Well I used to be a trouble-shooting-engineer and a webhoster myself.
Doing this kind of stuff is fun!
Still hosting but just for friends, not to get paid.

I just got word from packet and they are going to contact NTPpool to sort it out.
Nice!

Bas.

Nice one! Hope they find the root cause! :+1:

Look what happened, they added to extra IP’s to find the cause:

17.|-- 39.ae32.bbr2.ewr1.packet. 0.0% 10 91.5 92.0 91.4 94.1 0.6
18.|-- ??? 100.0 10 0.0 0.0 0.0 0.0 0.0
19.|-- 147.75.98.107 0.0% 10 105.2 118.5 104.4 189.0 25.1

and

17.|-- 39.ae32.bbr2.ewr1.packet. 0.0% 10 134.2 96.1 91.6 134.2 13.4
18.|-- ??? 100.0 10 0.0 0.0 0.0 0.0 0.0
19.|-- 147.75.98.105 0.0% 10 104.1 105.5 102.9 113.8 3.3

And then after a few “pings” 2 other servers popup:

dsr1 + dsr2 both .ewr1 as extra…and 147.75.98.105 / 107 …

Previous runs didn’t show those…UDP still lost, but 95% and not 100% anymore.
Looks like some monitor of their own.

Bas.

In the meantime I got messages from Packet and NTPpool.

Let’s hope it’s sorted soon.

As it’s a major issue for many, including me…we are on life-support (-5 ~ -30) right now…but the next automated message will flat-line us :cold_sweat:

I for one am not ready to give up! :grinning:

We are getting somewhere, there is a problem with monitoring.
As they asked me to use the beta-server as well.
So I did.

On the normal server ntp1.heppen.be is rubbish, but on the beta-server no issues at all, it’s near 20.
But my seconds, ntp2.heppen.be is perfect on the normal server but rubbish on the beta-server, score about 5.6.

As the beta server is in Amsterdam and not in the USA it has a different path.

In my optinion the monitor can’t be trusted if you have to follow a path that drops UDP-messages.

The uptime-testing should be more robust and not assume your server is bad just because the path to you is broken.

If you have troubles with the blue-line and thus bad scores, it is suggested you enter your server here:

http://web.beta.grundclock.com/

Then wait an hour or so and see if your scores are ok. My “bad” server is shown ok there, so the monitor has a problem.

Look at the scores on different monitors:

Normal:

Beta-server:

Greetings Bas.

Since nobody has mentioned it yet, I’ll point out that the line
18.|-- ??? 100.0 10 0.0 0.0 0.0 0.0 0.0
is meaningless. It doesn’t mean that the node is dropping packets, it means that the node is not responding to traceroute (which it is not required to do).
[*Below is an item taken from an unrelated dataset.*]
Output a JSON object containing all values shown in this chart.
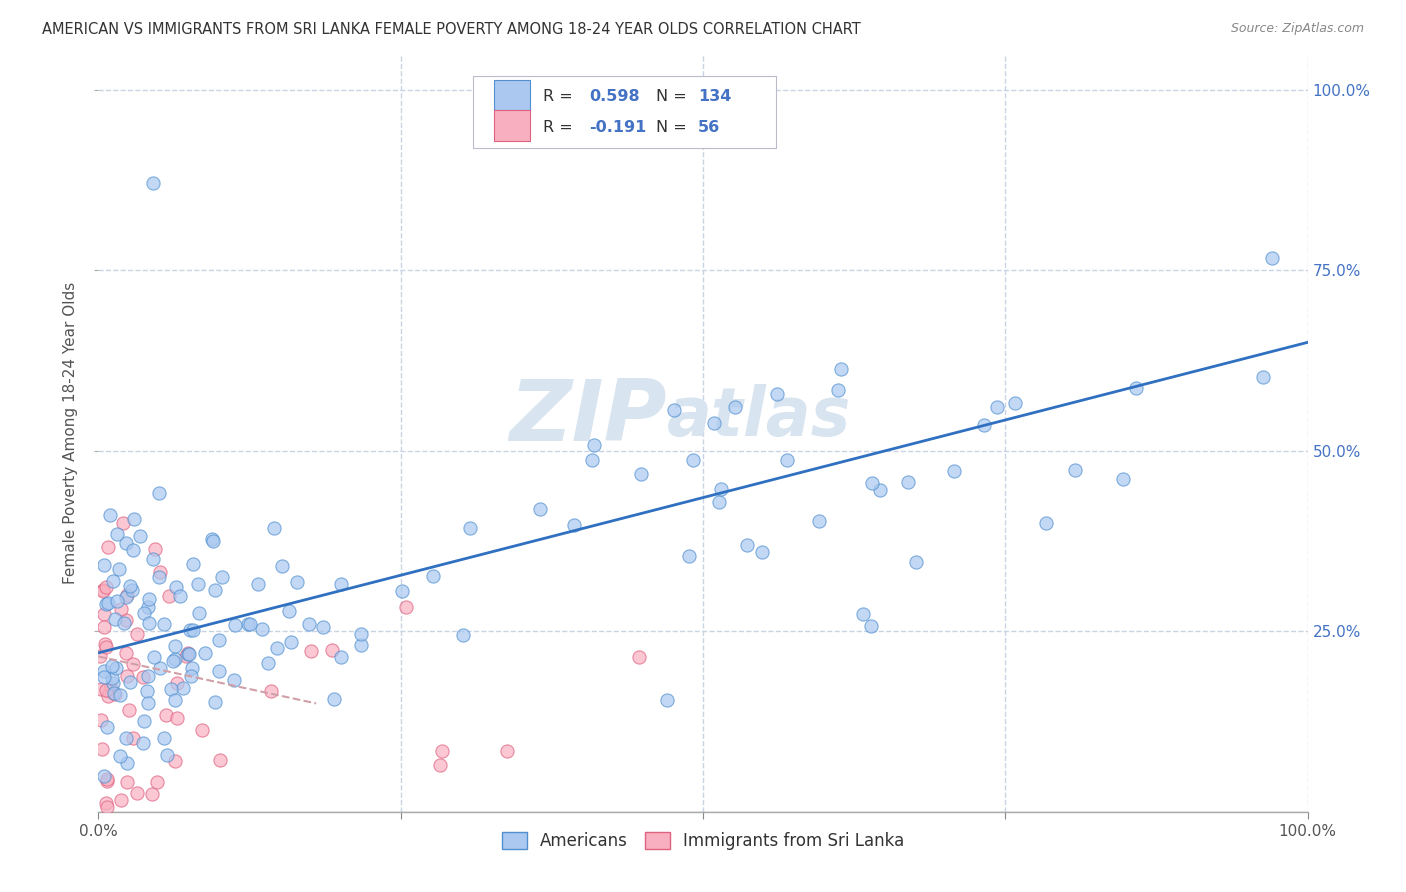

It’s clear that this is a non-issue because the subsequent lines in the trace show 0% loss. In general, people assign far too much value to traceroute. The best you can hope for is a series of nodes dropping packets, in which case you may be able to guess that the problems start at the first of those nodes. Without a trace from the other end, it’s a fairly weak guess because on the modern internet you’re very likely to have a completely different route in the other direction.

One thing that might be nice to add in future would be the ability to see a trace from the monitoring station.
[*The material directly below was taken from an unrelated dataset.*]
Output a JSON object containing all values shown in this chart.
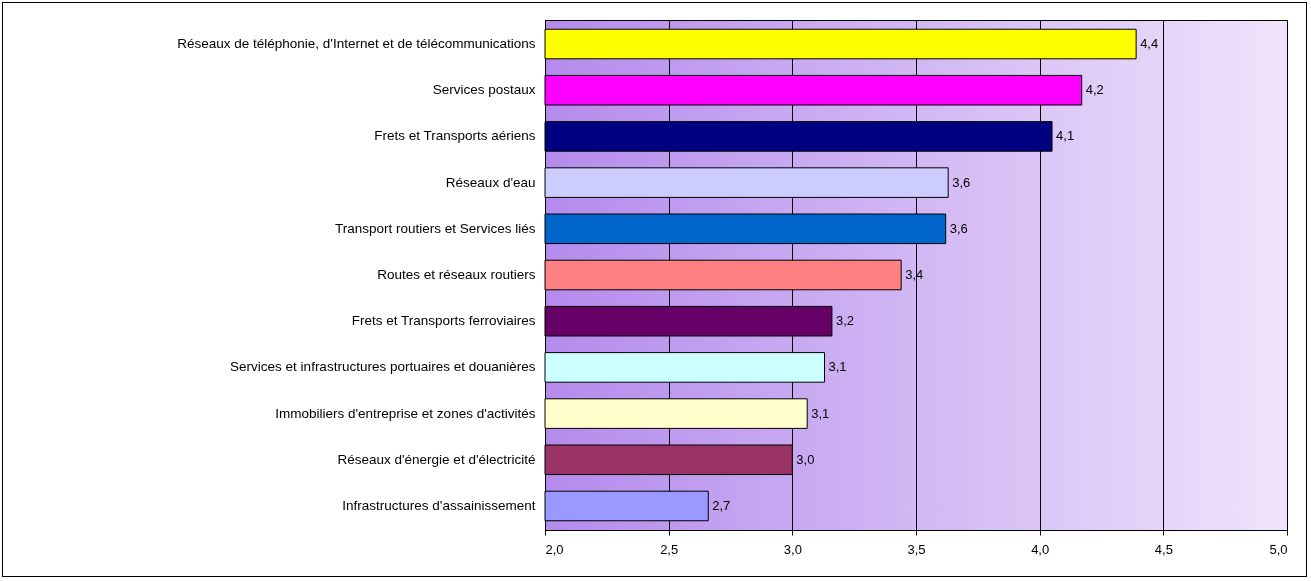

MTR was used…the monitor is behind EWR1 of packet.net and it fails there all the time.

All of this crap started when NTP-pool moved to packet.net, before there where no problems.

I have been running NTP-servers for a long time, never ever got an email of being bad.

Then it moved to Packet and I get at least 1 a day!

There is.
http://trace.ntppool.org/traceroute/[your ip address goes here]

halfway there. lacks packet loss stats.